Van Dorn’s eyebrows raised in curiosity and he muttered skeptically, “What advantage is that?”

“Cromwell doesn’t know I’m still alive.”

“It will come as a blow to his ego when he sees you’ve been resurrected.”

Bell smiled faintly. “I’m counting on it.”

28

CROMWELL’S WOUND FROM BELL’S BULLET WAS NOT serious. He held off having it tended by a physician until he returned with Margaret to San Francisco, where the entry-and-exit wound in his side was cleaned with antiseptic, stitched, and bandaged. The doctor, an old friend, asked no questions, but Cromwell told him a lie anyway about accidentally shooting himself when cleaning a gun. Because his wife received a generous donation from Cromwell for her pet project, the ballet company of San Francisco, the doctor filed no police report and vowed the incident would never be mentioned.

Cromwell returned to his office at the bank and quickly settled into the old routine of managing his financial empire. His first project for the day was to write a speech to give at the opening of a sanitarium for the elderly, funded and built through his generosity. Modesty was not one of his virtues and he named the hospital the Jacob Cromwell Sanitarium. He called in Marion Morgan to transcribe his notes on the speech.

She sat in a chair beside his desk and gazed at him. “If you forgive me for asking, Mr. Cromwell, but are you feeling all right? You look a bit pale.”

He forced a smile as he instinctively, lightly, touched his side. “I caught a cold from fishing at night. It’s almost gone away.”

He handed her his notes, swung around in his leather chair, and stared out the window at the surrounding city. “Edit my sanitarium speech, and please feel free to make any suggestions you feel are pertinent.”

“Yes, sir.”

Marion rose to leave Cromwell’s office but hesitated at the door. “Excuse me, but I was wondering if you ever heard from the detective from the Van Dorn Agency again?”

Cromwell swung back around from the window and stared at her curiously. “Isaac Bell?”

“I believe that was his name.”

He could not help a mild grin as he said, “He’s dead.
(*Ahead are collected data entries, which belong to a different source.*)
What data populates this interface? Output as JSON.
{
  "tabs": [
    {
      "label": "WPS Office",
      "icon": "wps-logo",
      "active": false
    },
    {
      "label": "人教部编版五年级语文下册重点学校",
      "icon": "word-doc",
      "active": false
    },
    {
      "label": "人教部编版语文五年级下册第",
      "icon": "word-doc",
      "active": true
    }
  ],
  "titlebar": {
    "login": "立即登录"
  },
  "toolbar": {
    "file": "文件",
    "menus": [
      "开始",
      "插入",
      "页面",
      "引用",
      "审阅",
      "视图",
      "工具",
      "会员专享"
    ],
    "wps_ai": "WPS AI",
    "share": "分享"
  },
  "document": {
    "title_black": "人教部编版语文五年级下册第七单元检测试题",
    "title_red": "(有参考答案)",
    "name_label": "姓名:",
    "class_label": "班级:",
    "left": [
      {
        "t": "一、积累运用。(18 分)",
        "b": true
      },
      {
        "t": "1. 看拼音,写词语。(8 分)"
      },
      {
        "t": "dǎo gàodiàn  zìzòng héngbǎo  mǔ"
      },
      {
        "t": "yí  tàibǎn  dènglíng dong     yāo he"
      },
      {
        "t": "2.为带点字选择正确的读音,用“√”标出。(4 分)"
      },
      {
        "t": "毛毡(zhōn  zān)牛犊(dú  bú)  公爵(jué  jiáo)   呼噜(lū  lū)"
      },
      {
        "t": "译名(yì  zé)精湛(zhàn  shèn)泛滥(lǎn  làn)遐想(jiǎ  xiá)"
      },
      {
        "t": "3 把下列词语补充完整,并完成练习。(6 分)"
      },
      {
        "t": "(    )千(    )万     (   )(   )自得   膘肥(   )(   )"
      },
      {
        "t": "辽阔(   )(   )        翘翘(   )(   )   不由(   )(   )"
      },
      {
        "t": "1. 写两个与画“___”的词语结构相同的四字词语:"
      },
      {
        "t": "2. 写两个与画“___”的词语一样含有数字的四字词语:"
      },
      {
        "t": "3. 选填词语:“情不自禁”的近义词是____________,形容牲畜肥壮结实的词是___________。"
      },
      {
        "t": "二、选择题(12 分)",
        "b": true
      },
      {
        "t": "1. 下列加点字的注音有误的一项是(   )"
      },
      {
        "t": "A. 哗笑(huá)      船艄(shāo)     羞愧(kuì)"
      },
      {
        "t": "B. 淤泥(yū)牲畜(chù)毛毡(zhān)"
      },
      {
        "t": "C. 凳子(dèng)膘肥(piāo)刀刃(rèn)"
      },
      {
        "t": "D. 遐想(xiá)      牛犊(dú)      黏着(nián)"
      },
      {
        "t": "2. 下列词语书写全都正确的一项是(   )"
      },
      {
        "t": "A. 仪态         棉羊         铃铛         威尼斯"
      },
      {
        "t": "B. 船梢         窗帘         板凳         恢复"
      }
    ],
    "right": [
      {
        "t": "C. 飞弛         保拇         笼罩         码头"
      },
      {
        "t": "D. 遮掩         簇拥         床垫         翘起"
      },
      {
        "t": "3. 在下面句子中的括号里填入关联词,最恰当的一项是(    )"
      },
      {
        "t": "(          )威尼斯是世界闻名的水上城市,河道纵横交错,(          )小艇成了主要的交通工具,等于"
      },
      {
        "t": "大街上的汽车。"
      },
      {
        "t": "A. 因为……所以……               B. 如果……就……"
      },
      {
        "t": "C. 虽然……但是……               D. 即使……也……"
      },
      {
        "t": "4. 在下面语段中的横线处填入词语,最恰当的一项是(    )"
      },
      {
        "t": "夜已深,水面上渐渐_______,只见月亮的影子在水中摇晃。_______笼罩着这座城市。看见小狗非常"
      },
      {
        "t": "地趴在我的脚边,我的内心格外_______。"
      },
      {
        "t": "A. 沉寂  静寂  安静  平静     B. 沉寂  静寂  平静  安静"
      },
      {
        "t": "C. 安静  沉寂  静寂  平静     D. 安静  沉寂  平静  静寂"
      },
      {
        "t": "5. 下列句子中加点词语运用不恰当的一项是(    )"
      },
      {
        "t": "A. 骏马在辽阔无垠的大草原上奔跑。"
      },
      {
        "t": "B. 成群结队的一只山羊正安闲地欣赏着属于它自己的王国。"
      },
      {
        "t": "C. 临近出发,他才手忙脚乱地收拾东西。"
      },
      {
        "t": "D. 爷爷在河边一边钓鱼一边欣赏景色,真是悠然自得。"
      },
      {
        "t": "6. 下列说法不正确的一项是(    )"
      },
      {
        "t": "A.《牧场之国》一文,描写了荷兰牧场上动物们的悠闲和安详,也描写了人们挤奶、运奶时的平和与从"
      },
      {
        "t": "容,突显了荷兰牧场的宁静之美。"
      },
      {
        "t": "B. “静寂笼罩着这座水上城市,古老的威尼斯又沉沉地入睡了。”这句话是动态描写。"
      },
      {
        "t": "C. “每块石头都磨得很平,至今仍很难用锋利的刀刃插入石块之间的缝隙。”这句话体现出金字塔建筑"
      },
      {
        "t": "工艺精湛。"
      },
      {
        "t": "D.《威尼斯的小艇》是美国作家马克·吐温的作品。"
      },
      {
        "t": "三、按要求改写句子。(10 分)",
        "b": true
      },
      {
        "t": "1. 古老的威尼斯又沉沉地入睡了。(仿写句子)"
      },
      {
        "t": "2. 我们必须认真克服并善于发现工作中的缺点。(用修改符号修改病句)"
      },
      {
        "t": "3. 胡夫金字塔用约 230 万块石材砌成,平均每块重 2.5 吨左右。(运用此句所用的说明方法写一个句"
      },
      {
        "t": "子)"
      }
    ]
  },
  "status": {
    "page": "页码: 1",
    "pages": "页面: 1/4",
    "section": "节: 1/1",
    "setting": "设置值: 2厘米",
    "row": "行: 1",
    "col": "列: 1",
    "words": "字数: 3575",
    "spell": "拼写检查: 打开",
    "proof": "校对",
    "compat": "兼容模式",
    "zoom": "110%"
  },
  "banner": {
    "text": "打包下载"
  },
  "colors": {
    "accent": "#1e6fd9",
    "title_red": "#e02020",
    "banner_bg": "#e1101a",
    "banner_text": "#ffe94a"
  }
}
I heard he was killed during a bank robbery in Colorado.”

Marion’s heart felt as if it was squeezed between two blocks of ice. She could not believe Cromwell’s words. Her lips quivered, and she turned away from him so he couldn’t see the shock written on her lovely face. Barely maintaining her composure, she said nothing and stepped from the office and closed the door.

Marion sat at her desk as if in a trance. She could not understand the sense of grief over a man she hardly knew, a man with whom she had shared only one dinner. Yet she could see his face in her mind as if he w

as standing in front of her. The short-lived bond between them had been cruelly cut. She could not explain her feeling of sorrow and she didn’t try. She felt as if she had lost a dear friend.